Hockey - Bruno St-Jacques doit prendre son mal en patience chez les Hurricanes

Raleigh - Après avoir connu un excellent début de saison, Bruno St-Jacques doit prendre son mal en patience chez les Hurricanes de la Caroline. Laissé de côté face au Canadien hier, le jeune défenseur montréalais souhaite être de la partie au Centre Bell, ce soir.

«J'ai déjà joué deux fois à Montréal avec les Flyers de Philadelphie et les Hurricanes, et c'est toujours spécial pour un Québécois de jouer devant sa famille.»

Seul Québécois au sein de l'équipe, St-Jacques — il est natif de Pointe-aux-Trembles — a le mal du pays en Caroline du Nord, où le hockey suscite beaucoup moins d'intérêt qu'au Québec.

«Ça fait du bien en tabarnouche de voir du monde de chez nous», a-t-il lancé aux journalistes montréalais.

Visiblement heureux de s'entretenir avec eux, il avait aussi beaucoup de questions à leur poser.

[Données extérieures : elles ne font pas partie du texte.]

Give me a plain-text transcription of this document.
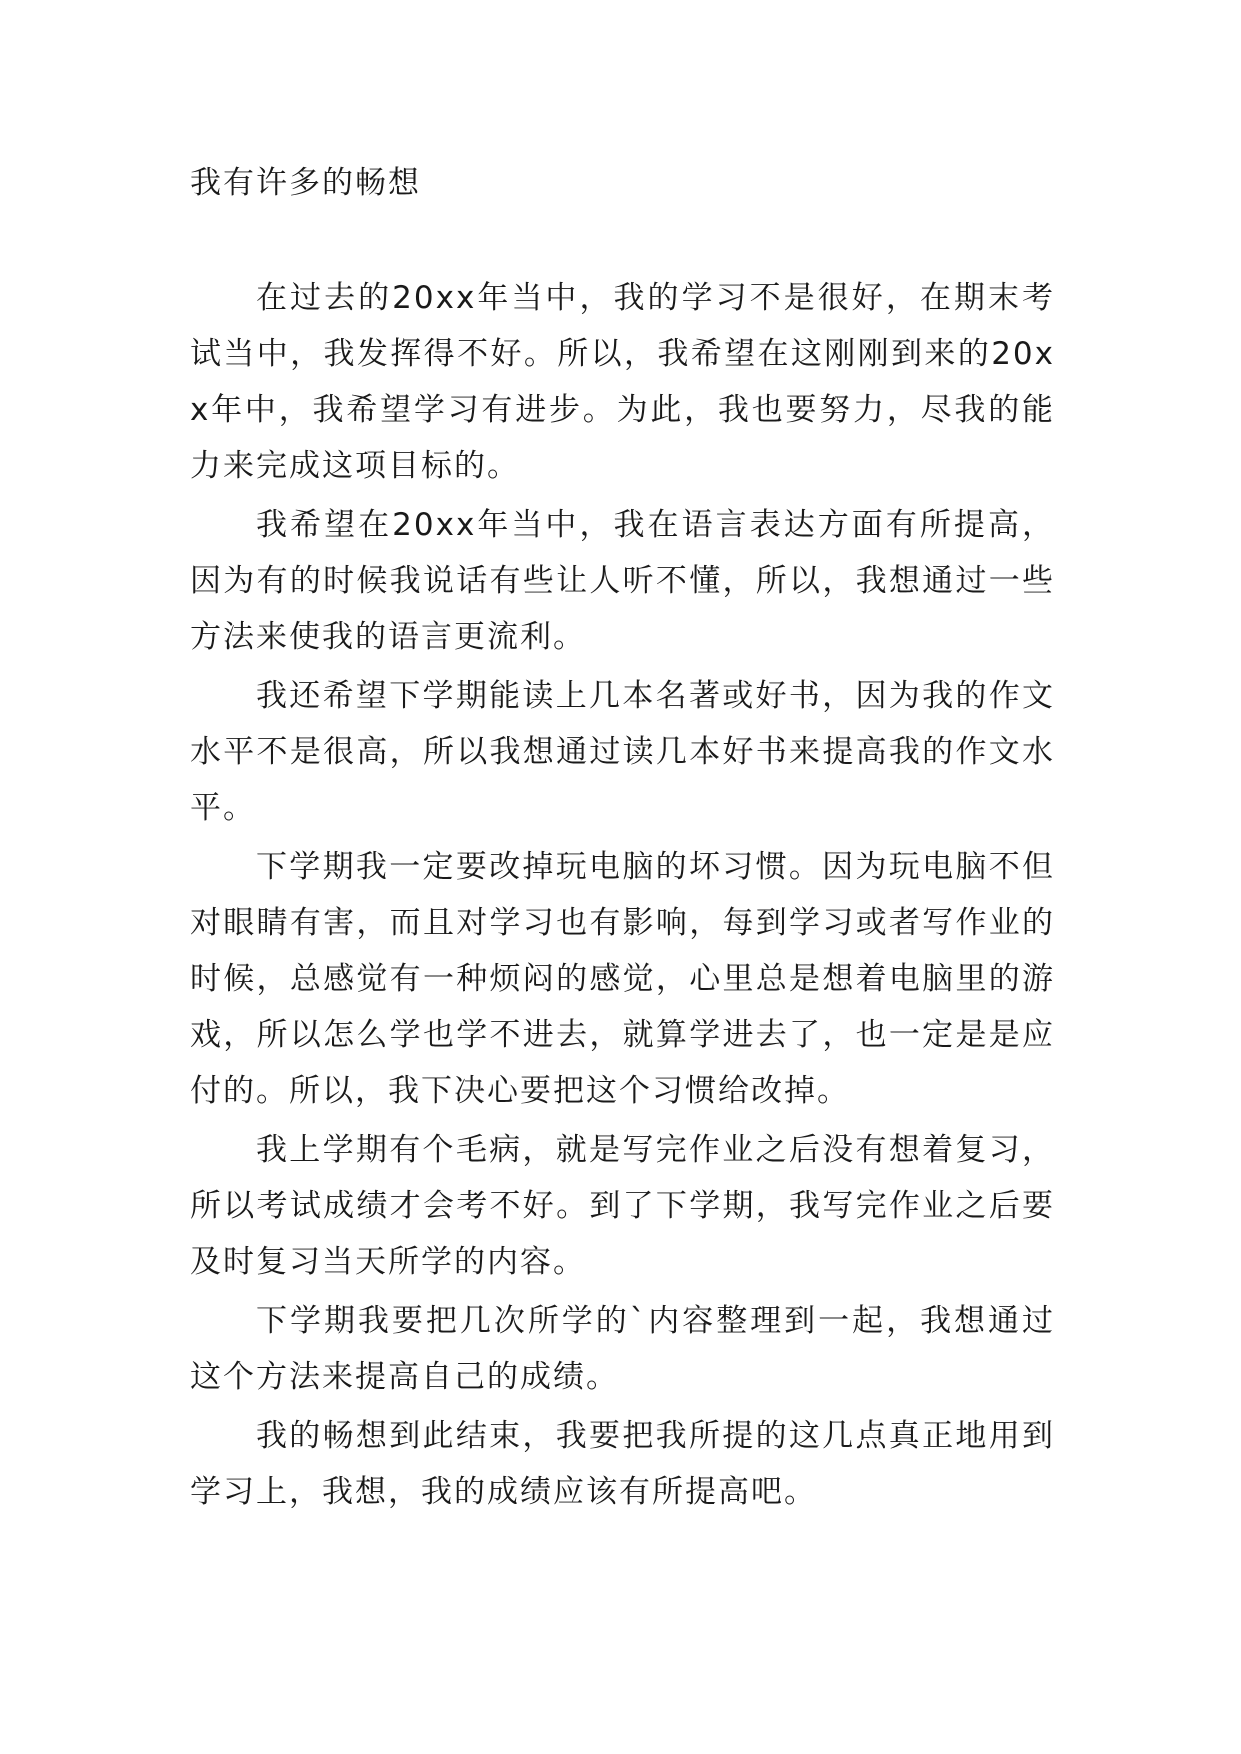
我有许多的畅想

在过去的20xx年当中，我的学习不是很好，在期末考试当中，我发挥得不好。所以，我希望在这刚刚到来的20xx年中，我希望学习有进步。为此，我也要努力，尽我的能力来完成这项目标的。

我希望在20xx年当中，我在语言表达方面有所提高，因为有的时候我说话有些让人听不懂，所以，我想通过一些方法来使我的语言更流利。

我还希望下学期能读上几本名著或好书，因为我的作文水平不是很高，所以我想通过读几本好书来提高我的作文水平。

下学期我一定要改掉玩电脑的坏习惯。因为玩电脑不但对眼睛有害，而且对学习也有影响，每到学习或者写作业的时候，总感觉有一种烦闷的感觉，心里总是想着电脑里的游戏，所以怎么学也学不进去，就算学进去了，也一定是是应付的。所以，我下决心要把这个习惯给改掉。

我上学期有个毛病，就是写完作业之后没有想着复习，所以考试成绩才会考不好。到了下学期，我写完作业之后要及时复习当天所学的内容。

下学期我要把几次所学的`内容整理到一起，我想通过这个方法来提高自己的成绩。

我的畅想到此结束，我要把我所提的这几点真正地用到学习上，我想，我的成绩应该有所提高吧。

«Que se passe-t-il avec mon ami Mike [Ribeiro]? Mon père m'a appelé pour me dire qu'on l'avait retranché pour un match.»

Ribeiro et St-Jacques, tous deux âgés de 23 ans, ont évolué ensemble dans les rangs midget AAA, à Montréal-Bourassa.

«J'ai rencontré Mike l'été dernier et il m'avait dit qu'il s'entraînait sérieusement, a rapporté St-Jacques. Il doit avoir fait quelque chose de bien pour être actuellement le meilleur compteur de l'équipe. Mike s'est pris en main depuis qu'il est père de famille», a-t-il ajouté.

Au plan personnel, St-Jacques n'a pris part qu'à 13 rencontres cette saison, dont les sept premières après avoir connu un solide camp d'entraînement.

La légère blessure à une épaule qu'il a subie à Philadelphie, le 25 octobre, a freiné sa belle poussée. Il n'a disputé que cinq matchs depuis le 1er novembre.

«J'ai dû m'absenter pendant environ une semaine et j'ai perdu ma place, a-t-il mentionné. On a réellement une bonne défensive. Les gars devant moi gagnent beaucoup d'argent et ils sont ici pour jouer, pas pour être dans les gradins.»

Les Hurricanes misent sur les vétérans Sean Hill, Glen Wesley, Bret Hedican, Danny Markov, Bob Boughner et Aaron Ward. Niclas Wallin et lui luttent pour le poste de sixième défenseur.

Même s'il se sent seul par moments et qu'il est peu utilisé, St-Jacques ne se plaint pas. L'échange dans lequel il a été impliqué en février dernier a été positif pour la suite de sa carrière.

St-Jacques, ancien porte-couleurs du Drakkar de Baie-Comeau dans les rangs juniors, est passé aux Hurricanes, en compagnie de Pavel Brendl, dans la transaction qui a envoyé le vétéran attaquant Sami Kapanen aux Flyers.

«Bobby Clarke m'avait dit qu'il m'échangerait si je ne figurais plus dans les plans d'avenir de l'équipe. Il a tenu parole. Raleigh est une ville plus tranquille que Philadelphie et je n'ai plus de coéquipiers québécois comme c'était le cas chez les Flyers avec les Simon Gagné, Éric Desjardins, Donald Brashear et les autres, mais je suis heureux d'être ici», a-t-il résumé.